Go-Duell: Lee defeats Google in the fourth game – tagesschau.de

Lee Se-dol, South Korean top players in the game of Go, the fourth match won in a duel against the Google software AlphaGo. The first three rounds had Sedol lost, even though the software has not been credited a victory.

In the board game duel between man and computer, Google software AlphaGo has the fourth lost game. The South Korean top player Lee Sedol celebrated on Sunday in Seoul after more than four and a half hours his first victory, after he had to be already lost the overall standings. AlphaGo lead in the five-game match unassailable 3:. 1

The victory of the software to one of the world’s top Go player is considered a giant step in the development of self-learning machines. Go is a traditional Asian board game. It is far more complicated than chess and is due to the infinite number of possible moves for the artificial intelligence to be particularly hard to crack. Lee, who won 18 international titles, had also been absolutely sure of victory before the match so he’ll win “hands down”, the 33-year-old announced in February at

AlphaGo. was developed by Google DeepMind.
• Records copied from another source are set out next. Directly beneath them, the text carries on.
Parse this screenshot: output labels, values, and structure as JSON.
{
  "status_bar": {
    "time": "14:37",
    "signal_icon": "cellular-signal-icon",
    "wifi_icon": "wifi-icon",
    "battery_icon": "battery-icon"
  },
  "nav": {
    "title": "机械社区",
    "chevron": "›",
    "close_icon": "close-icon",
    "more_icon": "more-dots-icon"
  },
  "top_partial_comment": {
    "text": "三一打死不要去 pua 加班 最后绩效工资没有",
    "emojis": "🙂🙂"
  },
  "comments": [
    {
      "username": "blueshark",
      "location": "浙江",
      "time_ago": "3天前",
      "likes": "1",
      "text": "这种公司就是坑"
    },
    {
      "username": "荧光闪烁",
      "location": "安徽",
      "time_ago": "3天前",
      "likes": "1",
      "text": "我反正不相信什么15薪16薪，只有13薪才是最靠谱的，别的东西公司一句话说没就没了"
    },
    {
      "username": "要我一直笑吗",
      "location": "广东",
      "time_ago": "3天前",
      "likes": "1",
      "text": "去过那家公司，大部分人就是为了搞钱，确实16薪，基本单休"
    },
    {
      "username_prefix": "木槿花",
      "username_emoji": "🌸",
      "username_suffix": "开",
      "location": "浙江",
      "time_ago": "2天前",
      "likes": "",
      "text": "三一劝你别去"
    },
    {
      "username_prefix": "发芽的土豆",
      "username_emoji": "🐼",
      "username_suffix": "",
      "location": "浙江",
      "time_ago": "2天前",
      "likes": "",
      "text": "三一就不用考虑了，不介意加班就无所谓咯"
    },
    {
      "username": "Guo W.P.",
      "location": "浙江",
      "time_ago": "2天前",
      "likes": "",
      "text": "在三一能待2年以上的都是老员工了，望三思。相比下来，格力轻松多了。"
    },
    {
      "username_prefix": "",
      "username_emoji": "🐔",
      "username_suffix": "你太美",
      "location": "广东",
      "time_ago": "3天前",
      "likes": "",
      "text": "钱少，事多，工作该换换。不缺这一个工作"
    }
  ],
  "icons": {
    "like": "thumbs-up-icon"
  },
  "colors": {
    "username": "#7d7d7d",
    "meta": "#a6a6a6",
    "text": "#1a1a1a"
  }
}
The computer defeated in October already three times the Go-European champion Fan Hui. Lee is the go-ranking however far ahead supporter.

After the first victory of the computer on Wednesday, Lee had “shocked” about the surprising moves of AlphaGo shown. . Some of them would have made not a just man, said the South Koreans

In the second game on Thursday, the situation repeated AlphaGo have laid some “outrageous unconventional” trains, was the Go commentator and poker players Kim Seong Ryong. On it none of the 1,300 professional Go player in South Korea, Japan and China would surely come. The computer had “consistently” played well in the duel, commented Lee’s former coach Kwon Yong Kyp. Lees weakness was his “mental vulnerability”. He was “only a man”. That is why the computer had “gained the upper hand” in the duel increasingly.

In Go game, players have to try on a game board with 361 fields to surround the opponent’s pieces and taking away. Who conquered most fields, wins. In chess long computer are already used. IBM’s Deep Blue beat in 1997 the world champion Garry Kasparov. The match is open until 15 March and will be shown on the Google Video website YouTube. As prize money is one million US dollars (900,000 euros) ready.